GitHub have spent a lot of time and effort writing documentation and tutorials for git.

Sorry to ask you to do that; I'd probably just grab the source tarball and pick through it, but I'm on a travelling holiday for the next couple of weeks and just trying to check in on the mailing list sometimes.

--
Craig Ringer

Re: Streaming bytea implementation offered

From
Gavin Flower
Date:
On 01/09/12 13:04, Craig Ringer wrote:
On 09/01/2012 12:49 AM, Werner Donné wrote:
Hello,

I have modified version 9.1-902 of the driver in order for it to stream bytea values when calling ResultSet.getBinaryStream().
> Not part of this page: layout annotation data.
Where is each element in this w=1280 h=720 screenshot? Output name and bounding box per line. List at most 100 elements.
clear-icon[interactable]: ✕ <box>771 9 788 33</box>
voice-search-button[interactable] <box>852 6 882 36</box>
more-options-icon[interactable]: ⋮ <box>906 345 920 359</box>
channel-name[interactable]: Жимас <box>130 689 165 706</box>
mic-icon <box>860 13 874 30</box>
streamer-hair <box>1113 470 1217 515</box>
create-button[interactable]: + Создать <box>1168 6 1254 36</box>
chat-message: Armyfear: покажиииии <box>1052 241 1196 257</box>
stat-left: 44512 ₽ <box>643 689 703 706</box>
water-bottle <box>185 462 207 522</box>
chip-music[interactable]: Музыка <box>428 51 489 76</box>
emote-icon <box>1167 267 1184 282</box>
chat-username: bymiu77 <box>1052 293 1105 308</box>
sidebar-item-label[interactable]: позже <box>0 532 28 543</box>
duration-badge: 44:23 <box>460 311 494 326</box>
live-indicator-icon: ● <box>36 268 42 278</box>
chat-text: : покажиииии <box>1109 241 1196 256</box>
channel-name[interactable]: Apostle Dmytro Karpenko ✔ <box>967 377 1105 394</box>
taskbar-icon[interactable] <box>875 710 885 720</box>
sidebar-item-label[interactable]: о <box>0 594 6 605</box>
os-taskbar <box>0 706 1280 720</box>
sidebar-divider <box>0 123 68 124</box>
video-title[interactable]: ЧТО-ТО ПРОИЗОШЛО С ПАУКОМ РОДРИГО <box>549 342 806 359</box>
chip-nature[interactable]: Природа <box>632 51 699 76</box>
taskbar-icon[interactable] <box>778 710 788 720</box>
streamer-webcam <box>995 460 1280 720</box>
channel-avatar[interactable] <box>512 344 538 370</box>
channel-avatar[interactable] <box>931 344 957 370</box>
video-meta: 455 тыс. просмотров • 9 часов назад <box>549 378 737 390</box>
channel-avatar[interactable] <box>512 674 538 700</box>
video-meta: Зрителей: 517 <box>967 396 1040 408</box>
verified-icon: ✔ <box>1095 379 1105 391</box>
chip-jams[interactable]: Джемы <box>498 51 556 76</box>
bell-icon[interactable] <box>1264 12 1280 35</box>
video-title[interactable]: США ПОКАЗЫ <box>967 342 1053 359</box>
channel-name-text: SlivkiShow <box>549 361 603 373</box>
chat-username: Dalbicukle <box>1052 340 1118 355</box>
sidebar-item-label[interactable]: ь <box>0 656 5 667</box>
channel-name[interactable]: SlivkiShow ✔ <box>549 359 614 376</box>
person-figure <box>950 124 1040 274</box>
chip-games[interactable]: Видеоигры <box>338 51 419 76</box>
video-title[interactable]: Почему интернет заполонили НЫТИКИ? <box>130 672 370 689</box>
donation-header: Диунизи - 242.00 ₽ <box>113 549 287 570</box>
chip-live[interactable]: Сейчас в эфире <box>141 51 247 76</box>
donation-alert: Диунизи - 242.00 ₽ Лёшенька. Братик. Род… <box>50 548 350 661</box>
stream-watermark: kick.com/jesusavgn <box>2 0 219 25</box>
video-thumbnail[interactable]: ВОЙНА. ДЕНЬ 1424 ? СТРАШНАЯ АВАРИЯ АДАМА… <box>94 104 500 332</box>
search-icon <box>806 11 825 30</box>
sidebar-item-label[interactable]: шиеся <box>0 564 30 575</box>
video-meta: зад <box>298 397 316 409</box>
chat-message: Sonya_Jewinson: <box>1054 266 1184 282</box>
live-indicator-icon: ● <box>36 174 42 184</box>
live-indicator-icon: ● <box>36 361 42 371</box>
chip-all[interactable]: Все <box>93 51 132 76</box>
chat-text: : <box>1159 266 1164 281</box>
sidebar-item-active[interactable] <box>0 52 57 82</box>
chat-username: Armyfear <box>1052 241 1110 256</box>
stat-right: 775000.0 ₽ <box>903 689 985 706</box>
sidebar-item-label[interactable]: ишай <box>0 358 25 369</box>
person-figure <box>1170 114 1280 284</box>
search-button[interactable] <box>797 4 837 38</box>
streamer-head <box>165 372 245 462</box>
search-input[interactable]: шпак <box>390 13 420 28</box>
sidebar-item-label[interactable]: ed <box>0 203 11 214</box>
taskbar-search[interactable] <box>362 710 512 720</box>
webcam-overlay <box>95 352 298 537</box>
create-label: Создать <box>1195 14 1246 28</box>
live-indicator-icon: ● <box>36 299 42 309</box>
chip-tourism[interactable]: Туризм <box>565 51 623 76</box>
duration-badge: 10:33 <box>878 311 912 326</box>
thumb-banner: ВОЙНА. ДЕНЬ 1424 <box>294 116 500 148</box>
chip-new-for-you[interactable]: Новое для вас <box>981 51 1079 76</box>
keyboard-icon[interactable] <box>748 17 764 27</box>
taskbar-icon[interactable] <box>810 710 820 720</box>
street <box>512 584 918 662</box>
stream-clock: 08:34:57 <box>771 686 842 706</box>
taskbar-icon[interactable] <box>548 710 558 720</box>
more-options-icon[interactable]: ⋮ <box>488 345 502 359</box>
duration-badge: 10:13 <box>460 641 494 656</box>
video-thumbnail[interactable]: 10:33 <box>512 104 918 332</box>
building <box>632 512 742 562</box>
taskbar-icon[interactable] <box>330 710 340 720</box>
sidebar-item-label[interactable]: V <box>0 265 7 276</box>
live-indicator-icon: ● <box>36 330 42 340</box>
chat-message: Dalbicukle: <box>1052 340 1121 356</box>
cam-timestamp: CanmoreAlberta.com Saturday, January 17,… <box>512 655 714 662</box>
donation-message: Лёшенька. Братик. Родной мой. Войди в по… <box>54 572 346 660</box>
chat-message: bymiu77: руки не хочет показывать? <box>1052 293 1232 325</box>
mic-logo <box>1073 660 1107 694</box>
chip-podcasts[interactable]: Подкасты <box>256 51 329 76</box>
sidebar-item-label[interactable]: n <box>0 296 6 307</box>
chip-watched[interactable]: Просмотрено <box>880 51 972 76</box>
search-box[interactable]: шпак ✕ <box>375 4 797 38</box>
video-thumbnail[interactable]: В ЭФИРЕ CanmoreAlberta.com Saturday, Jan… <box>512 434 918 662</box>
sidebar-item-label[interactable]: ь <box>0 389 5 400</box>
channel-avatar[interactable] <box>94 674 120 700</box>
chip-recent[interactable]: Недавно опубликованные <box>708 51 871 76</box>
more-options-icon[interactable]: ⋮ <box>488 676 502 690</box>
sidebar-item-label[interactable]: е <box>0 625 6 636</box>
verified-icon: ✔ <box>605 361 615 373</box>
The implementation is here:

http://www.pincette.biz/home/werner/postgresql-jdbc-9.1-902-patched.src.zip

When a bytea value is larger than 1MB it is streamed to a temporary file instead of being copied in the "answer" array. When the stream is later accessed, either with "getBinaryInputStream" or "getBytes", the bytes are fetched from the temporary file, which is subsequently deleted. The "getBytes" method copies the bytes in the result array, while "getBinaryInputStream" returns a FileInputStream with an overridden "close" method that deletes the temporary file

Sounds potentially good, but what happens if it's run inside the SecurityManager, or in an environment with no ability to create temporary files?

What about out-of-disk causing failures that wouldn't occur with OOM?

Do you propose to make this always-on, or configurable?

How (if at all) does this interact with JDBC-standard BLOB support, and with large objects?


If you'd like this change considered, it'd be great if you could create a patch against the current PgJDBC sources, rather than just publishing patched sources. I'd recommend that you clone PgJDBC (https://github.com/pgjdbc/pgjdbc):

    git://github.com/pgjdbc/pgjdbc.git

then copy your changes into that working tree and use `git diff`. Alternately, you can , `git add` them, `git commit`, then use `git format-patch` to get a diff; see

    http://www.kernel.org/pub/software/scm/git/docs/git-format-patch.html

Make sure not to include any generated files, and please add some unit tests demonstrating the functionality if possible.

--
Craig Ringer


Hi,

BACKGROUND: I am working on a project at the University of Auckland, that will involve serving images over the web from JBoss backed by PostgreSQL (probably 9.2, though 9.1 is sufficient) running on a Linux box.  We are talking transactions per minute rather than per second, but the SQL queries are likely to be quite complicated and involve many images – though detailed database design is yet to be done.  We will probably have a reasonable amount of RAM

So in the future, I may have need of the functionality discussed.

At this stage, I think I would prefer to avoid work files as much as possible, so having the threshold for deciding when to use a temporary file being configurable would be appreciated.  Currently the test image files are under 1 MB, but I expect larger images will need to be dealt with.